后来,舅舅成家了,和母亲写信的日子也就越来越少了,很长的一段日子,看到村里的邮递员经过家门口,母亲总会迎上去缠着邮递员问有没有自己的信,邮递员说没有,母亲不相信,硬拉着邮递员一定要当着她的面一封一封的帮她查看收件人,直到翻到最后一封也没有她的名字,她才埋着头走回家去。

表哥初中毕业后,到舅舅工作地方去上了学,后来到部队服役,母亲收到的信大多来源于表哥。兴许是因为表哥服役的地方离家更近,所以,表哥来信的频率要比舅舅来信的频率高得很多,表哥不爱说话,但是写起信来也是面面俱到,先是从母亲身体情况问到生活情况,再从自己的起居习惯讲到部队所在地的所有消息,有时候,还会讲述一些国家大事给母亲听。母亲收到信后,总是欣慰地笑。

再后来,表哥也成家了,和母亲写信的使命光荣的传到了我身上,大概是因为和母亲太熟,写起信来总是羞涩的。我不知道母亲收到我潦潦草草写下的那些话语,是偷偷地躲在被窝里哭,还是止不住在大众面前乐得大笑,但每一次回家,她都会对我说一句:“信已收到,你的字,写得很糟糕。”我心想:是不是因为我没有练好一手好字的缘故,母亲才从来不会回信给我?

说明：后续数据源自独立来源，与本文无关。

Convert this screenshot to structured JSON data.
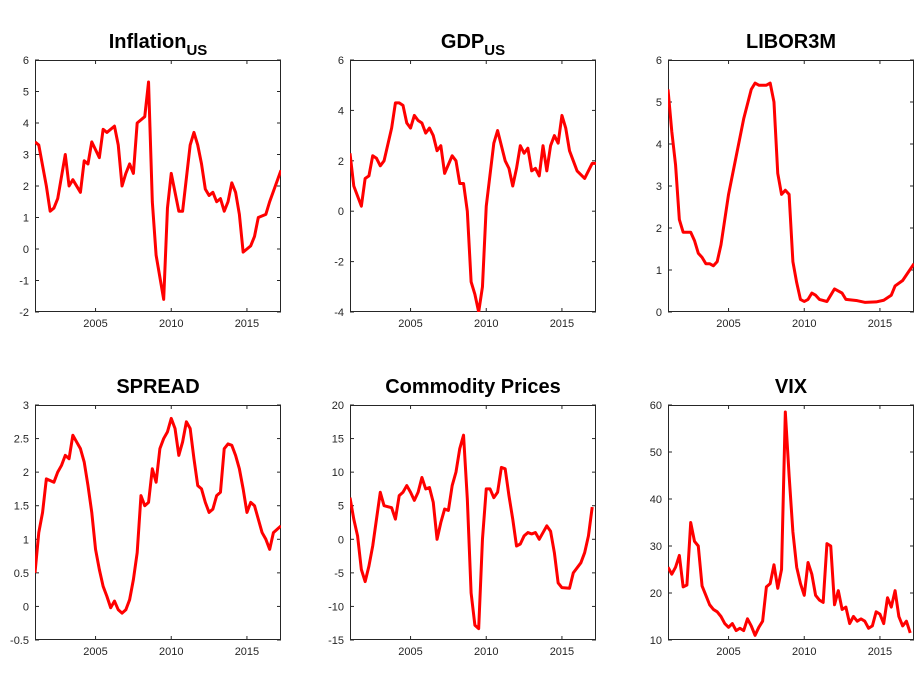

直到今天,看着这一篓牛皮纸信封包装完好却没有寄出的信,我终于明白了,那时候的一封信虽然只是1.2元,但是,已经足足够我一个星期的零花钱,以我写信的频率和母亲回信的频率,当是把这些信寄出,至少是我一年半载的开支。所以,从来不给我回信的母亲,这样做自然有她的道理。

  可我为此,曾无数次的和她生气,质问她给我回一封信为什么如此艰难。母亲总是无奈地摸摸我的头,反问我:“我们这么熟了,还需要回信吗?”我不以为然:“那我们这么熟,是不是我也不用写信给您了”。母亲立马提高了分贝:“那自然是不行的,你看看你的字,是姊妹几个里写得最糟糕的,从今往后,你给我写的每一封信,必须在一千字以上,否则我扣你的零花钱。”听到零花钱三个字,我突然又觉得给母亲写信而总是收不到回信,其实也没有那么委屈了。

我放下手中的劳动工具,展开一封还没有封口的信,两页笔记本纸上写满了钢笔字,密密麻麻的字里行间,清晰地流露出一位母亲的柔情和第一次与女儿分别的那种思念。信的最后一句是这样写的,“女儿,不知道你何时才能收到这封信,但是你一定要记住,做一个有用的人。落款:爱你的母亲,时间:1998年9月7日”。